Rey’s humble, unrelated origins serve multiple purposes. First, it returns The Force to the surrounding, binding energy field of Yoda’s luminous, non-crude beings. The inclusive Force not tied to innate birthright. This not only undoes the damage of Lucas’s midichlorians and the trope of family lineage that birthed a dangerous boomer-millennial “specialness” obsession but also brings us back around to the original Star Wars, before Vader was Father, when he was the embodiment of an unknown evil and Luke was an everyman. Rey is any of us. The reveal of her mundanity returns us to the antifascist, anti-eugenic themes of the first movie. Last, it sets her at full odds with Supreme Leader Snoke. Romanticizing the Rebellion in her heart but without ambition or avarice, Rey is likewise unconnected to the earlier stories in any large way (though her family members lived through the original events in some capacity). The Force chooses her when it awakens as the exact Yin to Snoke’s Yang, a humble, poor, abandoned counterpoint to his wealthy, connected evil. TFA even reflects this in Rey’s casting. Where every other cast member was an established actor, Abrams and company picked Daisy Ridley from a pool of thousands of unknowns. It sends the same message as Anakin’s lightsaber choosing Rey: Star Wars belongs to everyone, no matter the birthplace, bloodline, gender, or class.

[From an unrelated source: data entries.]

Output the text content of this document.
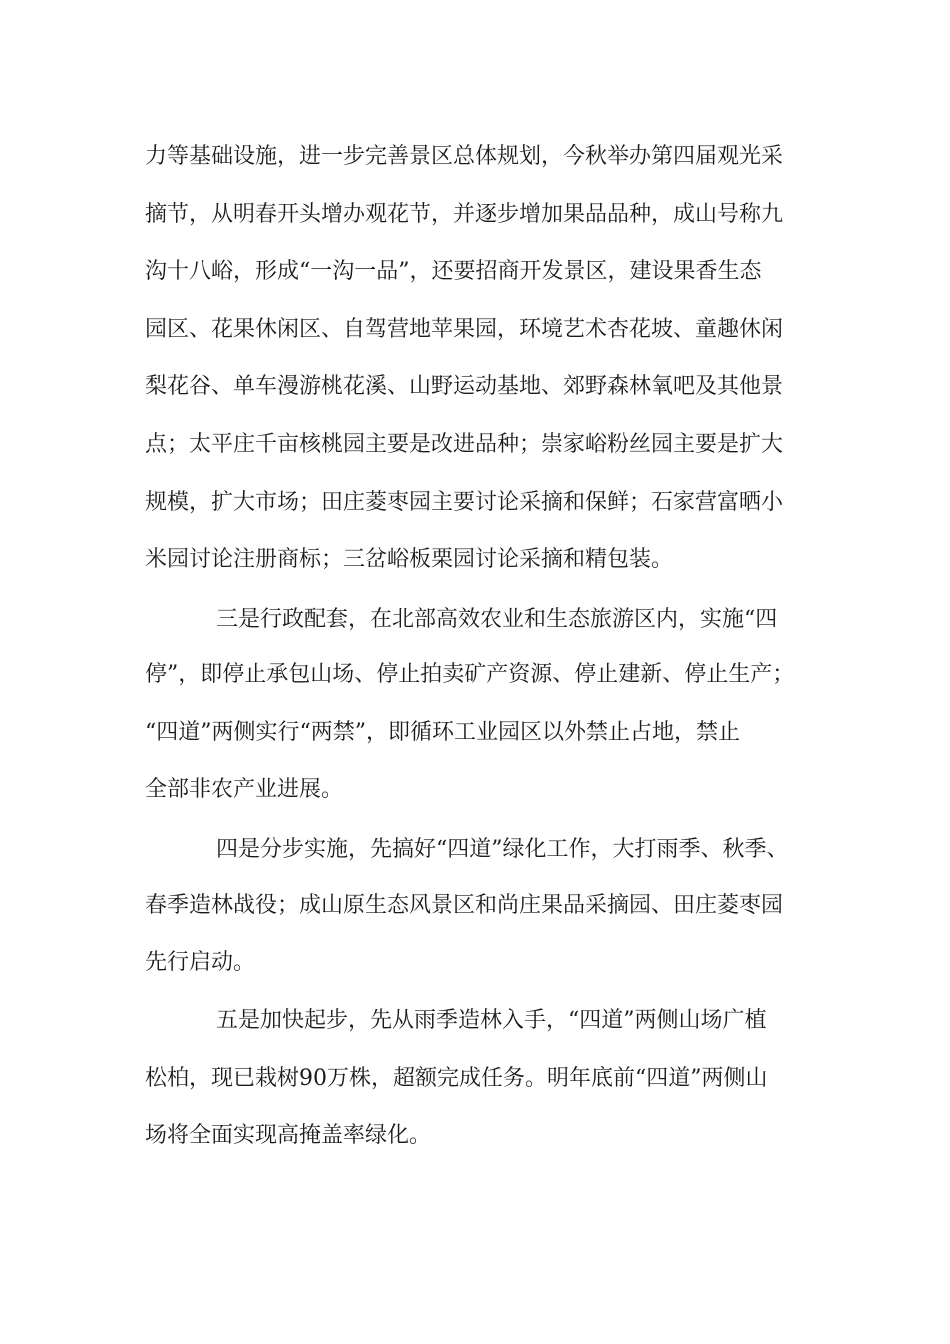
力等基础设施，进一步完善景区总体规划，今秋举办第四届观光采
摘节，从明春开头增办观花节，并逐步增加果品品种，成山号称九
沟十八峪，形成“一沟一品”，还要招商开发景区，建设果香生态
园区、花果休闲区、自驾营地苹果园，环境艺术杏花坡、童趣休闲
梨花谷、单车漫游桃花溪、山野运动基地、郊野森林氧吧及其他景
点；太平庄千亩核桃园主要是改进品种；崇家峪粉丝园主要是扩大
规模，扩大市场；田庄菱枣园主要讨论采摘和保鲜；石家营富晒小
米园讨论注册商标；三岔峪板栗园讨论采摘和精包装。
三是行政配套，在北部高效农业和生态旅游区内，实施“四
停”，即停止承包山场、停止拍卖矿产资源、停止建新、停止生产；
“四道”两侧实行“两禁”，即循环工业园区以外禁止占地，禁止
全部非农产业进展。
四是分步实施，先搞好“四道”绿化工作，大打雨季、秋季、
春季造林战役；成山原生态风景区和尚庄果品采摘园、田庄菱枣园
先行启动。
五是加快起步，先从雨季造林入手，“四道”两侧山场广植
松柏，现已栽树90万株，超额完成任务。明年底前“四道”两侧山
场将全面实现高掩盖率绿化。
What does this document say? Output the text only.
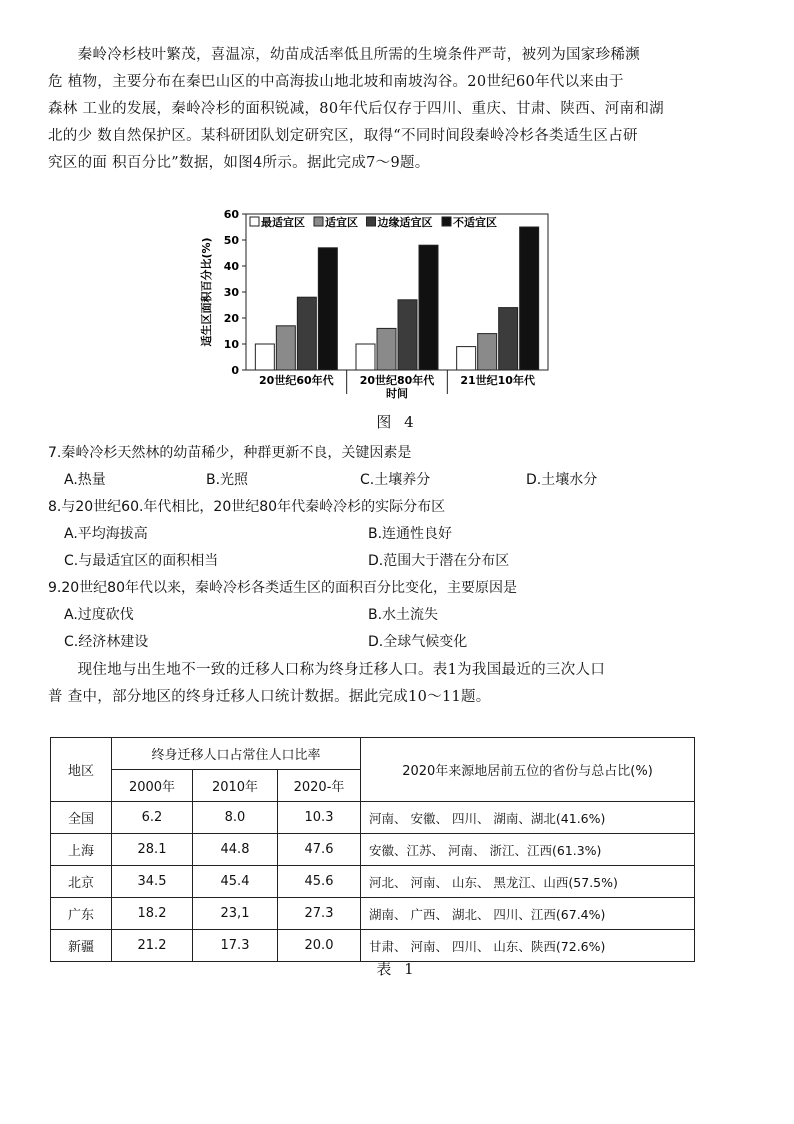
　　秦岭冷杉枝叶繁茂，喜温凉，幼苗成活率低且所需的生境条件严苛，被列为国家珍稀濒
危 植物，主要分布在秦巴山区的中高海拔山地北坡和南坡沟谷。20世纪60年代以来由于
森林 工业的发展，秦岭冷杉的面积锐减，80年代后仅存于四川、重庆、甘肃、陕西、河南和湖
北的少 数自然保护区。某科研团队划定研究区，取得“不同时间段秦岭冷杉各类适生区占研
究区的面 积百分比”数据，如图4所示。据此完成7～9题。
0
10
20
30
40
50
60
适生区面积百分比(%)
20世纪60年代 20世纪80年代 21世纪10年代
时间
最适宜区 适宜区 边缘适宜区 不适宜区
图 4
7.秦岭冷杉天然林的幼苗稀少，种群更新不良，关键因素是
A.热量	B.光照	C.土壤养分	D.土壤水分
8.与20世纪60.年代相比，20世纪80年代秦岭冷杉的实际分布区
A.平均海拔高	B.连通性良好
C.与最适宜区的面积相当	D.范围大于潜在分布区
9.20世纪80年代以来，秦岭冷杉各类适生区的面积百分比变化，主要原因是
A.过度砍伐	B.水土流失
C.经济林建设	D.全球气候变化
　　现住地与出生地不一致的迁移人口称为终身迁移人口。表1为我国最近的三次人口
普 查中，部分地区的终身迁移人口统计数据。据此完成10～11题。
地区	终身迁移人口占常住人口比率			2020年来源地居前五位的省份与总占比(%)
	2000年	2010年	2020-年	
全国	6.2	8.0	10.3	河南、 安徽、 四川、 湖南、湖北(41.6%)
上海	28.1	44.8	47.6	安徽、江苏、 河南、 浙江、江西(61.3%)
北京	34.5	45.4	45.6	河北、 河南、 山东、 黑龙江、山西(57.5%)
广东	18.2	23,1	27.3	湖南、 广西、 湖北、 四川、江西(67.4%)
新疆	21.2	17.3	20.0	甘肃、 河南、 四川、 山东、陕西(72.6%)
表 1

The Jedi, likewise, had gone from a benevolent, balanced monastery to an elitist, ascetic, blind-to-their-own-misdeeds, omnipresent force by the prequels. Luke, in trying to resurrect a past he could not have understood, was doing the same thing as Snoke–trying to bask in glory not his own. His ultimate failure and dark, fearful interpretations of his own prophecy (self-fulfilling, like his father before him, with his visions of Padme) are clues to this innocent-seeming wish’s Dark Side nature. We must always be present where we are, not lost in the future or attempting to revive our Vasoline-lensed memories.